If our findings are validated in other studies, universal screening for vitamins A and D in this population of patients being evaluated for liver transplantation may be reasonable because of the high prevalence of these deficiencies. Whether vitamin E deficiency is limited only to patients with PSC also needs to be examined in order to make recommendations on appropriate screening. Whether using a daily multivitamin supplement will reduce these deficiencies has not been prospectively studied; however, it did not seem to affect vitamin A and D deficiencies in a subgroup of our patients.

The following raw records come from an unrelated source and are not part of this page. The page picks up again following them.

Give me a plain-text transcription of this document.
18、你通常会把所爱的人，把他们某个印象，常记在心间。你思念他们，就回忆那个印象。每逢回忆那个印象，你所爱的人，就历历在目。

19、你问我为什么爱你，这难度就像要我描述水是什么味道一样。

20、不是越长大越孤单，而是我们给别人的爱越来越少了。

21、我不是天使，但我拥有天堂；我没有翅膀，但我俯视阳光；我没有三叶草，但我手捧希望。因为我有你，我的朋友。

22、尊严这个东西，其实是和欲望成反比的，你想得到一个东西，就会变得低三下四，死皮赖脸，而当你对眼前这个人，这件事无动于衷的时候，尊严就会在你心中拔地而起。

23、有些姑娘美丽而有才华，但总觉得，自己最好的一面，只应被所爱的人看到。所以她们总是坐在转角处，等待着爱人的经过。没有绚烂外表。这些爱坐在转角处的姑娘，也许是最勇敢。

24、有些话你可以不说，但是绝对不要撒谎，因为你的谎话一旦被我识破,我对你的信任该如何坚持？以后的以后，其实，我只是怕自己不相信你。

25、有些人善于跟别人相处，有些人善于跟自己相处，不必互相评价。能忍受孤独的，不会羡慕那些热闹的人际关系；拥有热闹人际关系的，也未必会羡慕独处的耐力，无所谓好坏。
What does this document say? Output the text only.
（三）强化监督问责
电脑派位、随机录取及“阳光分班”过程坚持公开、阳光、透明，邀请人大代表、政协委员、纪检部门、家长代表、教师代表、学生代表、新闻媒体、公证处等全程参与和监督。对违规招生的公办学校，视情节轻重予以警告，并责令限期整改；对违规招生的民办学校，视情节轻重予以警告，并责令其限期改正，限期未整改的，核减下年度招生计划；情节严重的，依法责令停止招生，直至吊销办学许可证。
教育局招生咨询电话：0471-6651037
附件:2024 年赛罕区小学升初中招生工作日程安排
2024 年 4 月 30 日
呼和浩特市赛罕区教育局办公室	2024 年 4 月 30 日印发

In summary, our study confirms that deficiencies of vitamins A and D in patients with ESLD awaiting liver transplantation are very common. The etiology of liver disease did not predict vitamin deficiencies; however, the severity of liver disease affected vitamin A deficiency. The identification and correction of these common deficiencies may be important elements in efforts to optimize this highly morbid patient population before liver transplantation.